"And now, O my beloved, good-bye! I cannot even tell to you the
anguish which is wringing my heart. It is all summed up in this. I
love you! I love you! and we must say forever a farewell!
"THEODORA.
"P.S.--I am sending this to your home."
As he read the last words the paper slipped from Josiah's nerveless
hands, and for many minutes he sat as one stricken blind and dumb. Then
his poor, plebeian figure seemed to crumple up, and with an inarticulate
cry of rage and despair he fell forward, with his head upon his
out-stretched arms across the breakfast-table.
How long he remained there he never knew. It seemed a whole lifetime
later when he began to realize things--to know where he was--to
remember.
"Oh, God!" he said. "Oh, God!"
He picked up the letter and read it all over again, weighing every word.
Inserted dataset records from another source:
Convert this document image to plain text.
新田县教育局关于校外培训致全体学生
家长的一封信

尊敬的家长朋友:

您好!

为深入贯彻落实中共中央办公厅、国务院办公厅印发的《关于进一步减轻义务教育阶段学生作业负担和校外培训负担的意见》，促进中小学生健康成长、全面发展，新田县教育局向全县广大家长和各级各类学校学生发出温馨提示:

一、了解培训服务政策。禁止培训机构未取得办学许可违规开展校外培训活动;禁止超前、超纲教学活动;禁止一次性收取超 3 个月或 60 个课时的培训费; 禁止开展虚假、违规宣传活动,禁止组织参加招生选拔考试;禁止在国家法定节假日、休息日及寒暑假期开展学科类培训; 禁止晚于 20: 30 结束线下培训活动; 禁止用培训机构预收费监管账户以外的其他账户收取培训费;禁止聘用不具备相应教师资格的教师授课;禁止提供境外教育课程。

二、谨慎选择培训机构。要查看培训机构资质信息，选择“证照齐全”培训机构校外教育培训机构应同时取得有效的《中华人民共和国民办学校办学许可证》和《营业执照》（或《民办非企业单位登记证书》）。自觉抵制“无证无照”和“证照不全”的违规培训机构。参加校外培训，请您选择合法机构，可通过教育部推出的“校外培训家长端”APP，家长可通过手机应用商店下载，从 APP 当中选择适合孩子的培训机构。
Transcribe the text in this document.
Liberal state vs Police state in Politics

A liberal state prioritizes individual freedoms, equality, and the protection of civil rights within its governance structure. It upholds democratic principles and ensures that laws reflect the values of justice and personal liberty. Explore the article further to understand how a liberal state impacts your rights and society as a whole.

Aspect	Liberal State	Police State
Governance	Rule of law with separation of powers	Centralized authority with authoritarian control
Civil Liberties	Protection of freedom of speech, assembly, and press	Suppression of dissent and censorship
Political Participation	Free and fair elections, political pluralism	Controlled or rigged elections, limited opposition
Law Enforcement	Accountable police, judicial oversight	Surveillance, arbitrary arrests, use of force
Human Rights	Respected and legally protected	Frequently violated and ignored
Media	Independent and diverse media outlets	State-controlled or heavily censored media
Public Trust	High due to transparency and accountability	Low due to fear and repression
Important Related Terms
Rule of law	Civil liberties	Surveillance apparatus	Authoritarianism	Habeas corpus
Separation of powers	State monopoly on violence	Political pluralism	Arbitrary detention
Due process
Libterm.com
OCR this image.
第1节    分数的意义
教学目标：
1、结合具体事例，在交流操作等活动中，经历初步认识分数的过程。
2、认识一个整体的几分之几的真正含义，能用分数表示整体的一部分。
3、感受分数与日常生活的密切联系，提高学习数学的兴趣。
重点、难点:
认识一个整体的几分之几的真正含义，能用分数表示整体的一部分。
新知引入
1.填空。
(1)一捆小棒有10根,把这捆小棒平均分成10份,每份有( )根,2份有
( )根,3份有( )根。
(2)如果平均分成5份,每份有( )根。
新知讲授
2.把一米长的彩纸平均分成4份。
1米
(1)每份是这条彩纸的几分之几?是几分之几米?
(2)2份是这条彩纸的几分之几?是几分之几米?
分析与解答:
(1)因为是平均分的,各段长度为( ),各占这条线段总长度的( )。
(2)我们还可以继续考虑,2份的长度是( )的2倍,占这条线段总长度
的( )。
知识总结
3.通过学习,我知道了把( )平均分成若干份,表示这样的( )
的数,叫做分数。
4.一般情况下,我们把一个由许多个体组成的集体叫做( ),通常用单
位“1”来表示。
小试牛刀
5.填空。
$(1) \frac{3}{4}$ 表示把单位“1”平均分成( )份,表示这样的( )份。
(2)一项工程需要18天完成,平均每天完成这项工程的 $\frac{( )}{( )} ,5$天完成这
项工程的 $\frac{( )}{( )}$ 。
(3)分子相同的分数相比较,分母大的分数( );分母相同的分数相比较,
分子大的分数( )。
Who was this thief who had stolen his wife? Hector? Hector? Yes, it was
Lord Bracondale; he remembered now he had heard him called that at
Beechleigh. He would like to kill him. But was he a thief, after all? or
was not--he--Josiah the thief? To have stolen her happiness, and her
life. Her young life that might have been so fair, though how did he
know that at the time! He had never thought of such things. She was what
he desired, and he had bought her with gold. No, he was not a thief, he
had bought her with gold, and because of that she was going to keep to
her bargain, and make him a true and faithful wife.